Effects of mood on the speed of conscious perception: behavioural and electrophysiological evidence

Abstract

When a visual stimulus is quickly followed in time by a second visual stimulus, we are normally unable to perceive it consciously. This study examined how affective states influence this temporal limit of conscious perception. Using a masked visual perception task, we found that the temporal threshold for access to consciousness is decreased in negative mood and increased in positive mood. To identify the brain mechanisms associated with this effect, we analysed brain oscillations. The mood-induced differences in perception performance were associated with differences in ongoing alpha power (around 10 Hz) before stimulus presentation. Additionally, after stimulus presentation, the better performance during negative mood was associated with enhanced global coordination of neuronal activity of theta oscillations (around 5 Hz). Thus, the effect of mood on the speed of conscious perception seems to depend on changes in oscillatory brain activity, rendering the cognitive system more or less sensitive to incoming stimuli.

Fig. 1

Stimuli and behavioural results. (a) Example of one experimental trial. After the presentation of a fixation cross, the following three visual stimuli appeared successively, centred on the same screen location: a random-letter-string mask, a number word and another mask. The presentation duration of the number word was systematically varied.
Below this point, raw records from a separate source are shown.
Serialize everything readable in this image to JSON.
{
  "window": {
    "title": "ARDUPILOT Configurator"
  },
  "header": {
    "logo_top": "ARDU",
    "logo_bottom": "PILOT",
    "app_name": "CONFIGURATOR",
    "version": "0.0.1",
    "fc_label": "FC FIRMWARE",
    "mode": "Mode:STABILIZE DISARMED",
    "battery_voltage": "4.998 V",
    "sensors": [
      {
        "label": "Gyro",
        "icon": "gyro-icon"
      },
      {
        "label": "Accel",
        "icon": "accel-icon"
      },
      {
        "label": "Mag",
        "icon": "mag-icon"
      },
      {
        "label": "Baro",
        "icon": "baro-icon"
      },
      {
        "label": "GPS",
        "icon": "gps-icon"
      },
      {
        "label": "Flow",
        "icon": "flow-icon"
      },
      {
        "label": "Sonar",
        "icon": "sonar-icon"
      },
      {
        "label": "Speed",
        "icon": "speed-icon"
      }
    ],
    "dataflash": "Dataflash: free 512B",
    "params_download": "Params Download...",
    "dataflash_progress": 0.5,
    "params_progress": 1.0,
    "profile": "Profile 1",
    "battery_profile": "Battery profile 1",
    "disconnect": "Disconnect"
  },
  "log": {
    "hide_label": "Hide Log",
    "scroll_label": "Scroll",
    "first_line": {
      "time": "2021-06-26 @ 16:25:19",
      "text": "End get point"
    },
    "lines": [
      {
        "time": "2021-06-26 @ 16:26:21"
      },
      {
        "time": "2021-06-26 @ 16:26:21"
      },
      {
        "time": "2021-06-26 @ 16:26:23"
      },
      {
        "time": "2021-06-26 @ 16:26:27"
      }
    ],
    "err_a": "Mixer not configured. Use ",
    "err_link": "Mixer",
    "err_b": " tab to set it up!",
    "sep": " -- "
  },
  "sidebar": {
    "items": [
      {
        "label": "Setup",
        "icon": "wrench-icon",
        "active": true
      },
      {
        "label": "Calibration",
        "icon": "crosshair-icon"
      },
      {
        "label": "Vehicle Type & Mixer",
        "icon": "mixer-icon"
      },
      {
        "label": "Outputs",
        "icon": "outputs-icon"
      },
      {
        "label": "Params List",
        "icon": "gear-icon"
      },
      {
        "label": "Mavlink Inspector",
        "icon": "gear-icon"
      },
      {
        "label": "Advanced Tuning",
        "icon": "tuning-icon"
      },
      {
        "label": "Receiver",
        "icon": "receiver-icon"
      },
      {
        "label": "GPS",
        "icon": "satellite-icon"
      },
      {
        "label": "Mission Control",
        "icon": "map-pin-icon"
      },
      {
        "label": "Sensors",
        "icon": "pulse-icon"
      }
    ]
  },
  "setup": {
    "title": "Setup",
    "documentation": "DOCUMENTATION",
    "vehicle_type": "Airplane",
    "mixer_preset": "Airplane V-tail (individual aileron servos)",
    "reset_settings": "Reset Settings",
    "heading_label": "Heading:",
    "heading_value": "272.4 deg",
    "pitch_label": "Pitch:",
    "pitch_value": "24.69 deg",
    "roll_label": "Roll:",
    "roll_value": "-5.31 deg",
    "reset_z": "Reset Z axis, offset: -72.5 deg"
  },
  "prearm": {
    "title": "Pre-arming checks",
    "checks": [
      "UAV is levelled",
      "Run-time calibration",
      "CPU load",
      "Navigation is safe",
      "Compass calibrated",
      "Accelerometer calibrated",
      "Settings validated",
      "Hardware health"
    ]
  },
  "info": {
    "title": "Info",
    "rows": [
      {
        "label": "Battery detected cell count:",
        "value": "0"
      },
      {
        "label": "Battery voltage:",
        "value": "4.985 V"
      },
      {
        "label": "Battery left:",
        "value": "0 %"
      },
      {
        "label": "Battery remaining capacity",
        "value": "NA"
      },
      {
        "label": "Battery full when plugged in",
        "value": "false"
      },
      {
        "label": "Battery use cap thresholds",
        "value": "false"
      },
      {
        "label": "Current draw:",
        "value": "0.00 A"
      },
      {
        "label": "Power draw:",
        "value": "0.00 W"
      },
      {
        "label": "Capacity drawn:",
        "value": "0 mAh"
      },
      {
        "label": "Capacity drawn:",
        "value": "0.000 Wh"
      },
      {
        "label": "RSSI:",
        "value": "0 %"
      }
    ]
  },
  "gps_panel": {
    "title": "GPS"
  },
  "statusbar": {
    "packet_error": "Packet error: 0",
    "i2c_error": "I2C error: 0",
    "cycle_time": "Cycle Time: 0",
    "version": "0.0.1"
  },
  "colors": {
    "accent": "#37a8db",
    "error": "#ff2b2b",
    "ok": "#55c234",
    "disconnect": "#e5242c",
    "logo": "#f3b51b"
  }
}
Subjects were told to press one of four buttons to indicate which number-word they saw. (b) The mean percentage of correct responses is plotted for the four different target durations in each of the three mood conditions. The lines represent the psychometric Weibull functions for the three mood conditions.

Fig. 2

Alpha activity in the prestimulus interval. (a) Frequency plot of power for electrode Pz as an example. The y-axis indicates the percent change relative to the resting condition. Differences between mood conditions were most evident in the alpha frequency range. The grey bar indicates the frequency window used for statistics. (b) Scalp maps for the three mood conditions. The colour indicates the increase in alpha power. The maps show that prestimulus alpha power was lowest in negative mood, middle in neutral mood and highest in positive mood. Differences were strongest at occipital electrode sites, indicating that mood effects were largely restricted to visual processing areas.

Fig. 3

Phase synchrony during stimulus processing. (a) The difference in phase synchronization between short (mainly unseen) and long (mainly seen) target durations is plotted. The time-frequency plot shows that the strongest differences were observed in the theta frequency range (4–8 Hz). (b) The scalp map shows that significantly increased phase coupling was mainly found between occipital, parietal and frontal electrode pairs. (c) Phase-coupling for those electrode pairs that exhibited a significant difference between long and short-target durations is shown. Phase synchrony increases linearly with increasing target duration. (d) Phase synchronization in the positive, neutral and negative mood conditions is plotted for the same electrode pairs. Phase synchrony was strongest in the negative mood condition and weakest in the positive mood condition.